Sickening Compassion

I have made a choice in my life.  I have made a choice to accept the place that the Lord has placed me in my life.  I can remember the day that I prayed to God that I was turning things over to Him.  I remember praying and asking God to lead me to where He wants me to go and to give me the ability to find solace in knowing that His hand is the One guiding me.  I have made that choice and I regret it none. 

By doing so, I am surrounded almost daily by people who are desperate.  They are sad, lonely, neglected, and tossed aside.  They are looked upon as the lowest of the low in society and the society we live in would rather forget such people exist than offer them a hand.  These people are told by loved ones that they must help themselves; save themselves through hard work, determination, strong-will, growing up. 

These are the people I am around every day and they are broken.  Some days it is overwhelming.  Some days some of these people leave and I am forced to bury them in my mind for I know that the chances of them dying in the near future have multiplied exponentially.  Some days, due to bad decisions and refusal to apply what they have learned, it is so hard to have compassion, to show mercy, to be there for them when they aren’t even there for themselves.  Yet, I know that these feelings have to be nothing compared to what my God feels when He looks upon a humanity that denies Him. 

They deny Him despite the many signs and wonders He has presented us.  The 93rd Psalm tells us that He even gave us the stars in Heaven for mankind to see Him.  What did we do with them?  We turned them into a way to explore and map so that we could claim more of His Earth for ourselves.  How that must make Him feel.

Just as I look at the people that God has placed around me, God has allowed me to see all of mankind through His word in the same fashion.  People, we are fallen.  We are lost and doomed save One option.  While I thank God for this wisdom and this understanding, it is so saddening to me.  It makes me want to do more, to stand on the highest mountain and scream that Jesus Christ is the Way, the Truth, and the Light and those who refuse to believe and trust in Him will perish.  Yet, everyday I watch people who know this truth turn away from it and walk into a future that will cause them to perish should they not return.
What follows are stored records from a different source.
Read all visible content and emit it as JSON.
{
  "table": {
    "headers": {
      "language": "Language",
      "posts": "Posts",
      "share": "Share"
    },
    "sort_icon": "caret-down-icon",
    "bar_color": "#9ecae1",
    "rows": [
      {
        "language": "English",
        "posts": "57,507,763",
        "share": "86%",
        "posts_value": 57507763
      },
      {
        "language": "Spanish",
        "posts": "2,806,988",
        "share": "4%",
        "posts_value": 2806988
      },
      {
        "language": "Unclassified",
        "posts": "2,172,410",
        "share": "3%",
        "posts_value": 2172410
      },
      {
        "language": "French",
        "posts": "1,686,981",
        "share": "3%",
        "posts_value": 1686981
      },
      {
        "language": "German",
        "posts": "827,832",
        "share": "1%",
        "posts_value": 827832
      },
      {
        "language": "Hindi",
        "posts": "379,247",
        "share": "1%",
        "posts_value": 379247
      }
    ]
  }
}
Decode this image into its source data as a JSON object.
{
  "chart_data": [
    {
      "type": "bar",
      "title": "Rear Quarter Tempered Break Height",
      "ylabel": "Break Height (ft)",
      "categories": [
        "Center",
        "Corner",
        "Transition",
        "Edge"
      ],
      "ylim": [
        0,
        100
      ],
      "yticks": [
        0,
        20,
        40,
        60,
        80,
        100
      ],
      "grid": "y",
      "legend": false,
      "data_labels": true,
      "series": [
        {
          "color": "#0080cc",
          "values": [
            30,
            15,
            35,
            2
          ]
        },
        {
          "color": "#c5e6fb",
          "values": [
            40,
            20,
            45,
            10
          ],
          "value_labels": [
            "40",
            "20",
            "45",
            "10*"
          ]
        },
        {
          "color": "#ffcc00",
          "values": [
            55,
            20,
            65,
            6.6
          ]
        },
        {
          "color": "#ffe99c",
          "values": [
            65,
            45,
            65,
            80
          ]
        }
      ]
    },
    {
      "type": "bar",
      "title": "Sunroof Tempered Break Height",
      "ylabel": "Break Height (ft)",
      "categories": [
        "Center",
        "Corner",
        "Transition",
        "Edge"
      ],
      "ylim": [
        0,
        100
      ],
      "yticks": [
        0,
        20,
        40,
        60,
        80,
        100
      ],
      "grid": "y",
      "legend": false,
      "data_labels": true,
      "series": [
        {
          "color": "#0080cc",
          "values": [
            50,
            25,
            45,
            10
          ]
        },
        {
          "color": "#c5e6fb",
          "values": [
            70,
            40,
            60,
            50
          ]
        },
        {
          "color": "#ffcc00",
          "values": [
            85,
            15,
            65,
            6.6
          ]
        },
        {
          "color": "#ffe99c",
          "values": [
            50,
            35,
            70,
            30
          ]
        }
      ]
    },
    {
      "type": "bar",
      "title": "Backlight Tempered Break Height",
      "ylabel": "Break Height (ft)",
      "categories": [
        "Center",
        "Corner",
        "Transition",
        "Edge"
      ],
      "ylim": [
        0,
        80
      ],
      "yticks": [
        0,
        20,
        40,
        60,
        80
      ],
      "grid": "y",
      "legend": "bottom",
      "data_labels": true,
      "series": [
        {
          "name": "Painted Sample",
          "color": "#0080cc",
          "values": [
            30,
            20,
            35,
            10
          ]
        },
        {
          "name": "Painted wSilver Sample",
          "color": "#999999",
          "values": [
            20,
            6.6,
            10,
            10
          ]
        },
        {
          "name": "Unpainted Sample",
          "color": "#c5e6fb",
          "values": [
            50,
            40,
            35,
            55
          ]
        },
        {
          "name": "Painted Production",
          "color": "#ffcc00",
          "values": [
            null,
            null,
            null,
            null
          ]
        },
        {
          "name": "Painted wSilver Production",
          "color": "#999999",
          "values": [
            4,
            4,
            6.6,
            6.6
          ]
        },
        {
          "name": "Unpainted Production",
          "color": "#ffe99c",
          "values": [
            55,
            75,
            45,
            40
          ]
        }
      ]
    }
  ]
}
I read the story of Christ’s interaction with the boy who has a dumb spirit in Mark 9.  I see the plea of the father of this child to Christ as he asks the Lord to please “do anything, have compassion…” and it causes me to weep.  People are looking for this compassion everywhere and in everything, yet God has provided it to me and I want nothing more than to share it and the source of it with everyone. 

This compassion the father is seeking is one that stirs you from the inside.  The father was asking to Christ to look upon his son and to be moved on the inside.  The father was seeking the compassion that moved the bowels, the type that makes you sick when you look upon something.  I think of the St. Jude’s Hospital shows that sometimes air on television.  Who can watch those without becoming emotionally disturbed?  How can anyone look upon those sick children and not want to do something, anything to help?  Oftentimes I flip right past those because seeing those sick faces makes me physically ill  because I feel so helpless to help them, to save them, to ease their pain and the pain of those who love them.  This was the compassion the father was seeking from Christ.  He showed his son to Christ hoping that Christ’s insides would hurt, his stomach would turn, his heart would break.  Being from a people who believed that love and pity were seated in the bowels of a person, this father literally was asking Christ to find it within Himself to help his son.  Of course, Christ did so based upon the father’s belief that He could save His son.

Is this the compassion that we have?  When we think about our neighbors, our friends, our family members who have denied Christ as their Savior, do we have a sickening compassion?  Is our heart stirred, are our stomachs turned at the thought of one soul perishing or are we satisfied in knowing that we ourselves are saved?  Has the Bible not told us that those who fail to call upon His Son for salvation are destined to an eternal fate much worse than the temporary suffering of the children seen in the St. Jude fundraisers?  What is wrong with us?  How have our hearts become so hardened that even knowing the Truth we are able to temper the stirring inside of us with worldly pleasures?  How much longer will we stand by and do nothing or blow people off with advise or even worse kind words rather than truth?  May the Lord grant us all with sickening compassion that moves us to do something that makes us know that yes, we are indeed the light of the world (Matt. 5).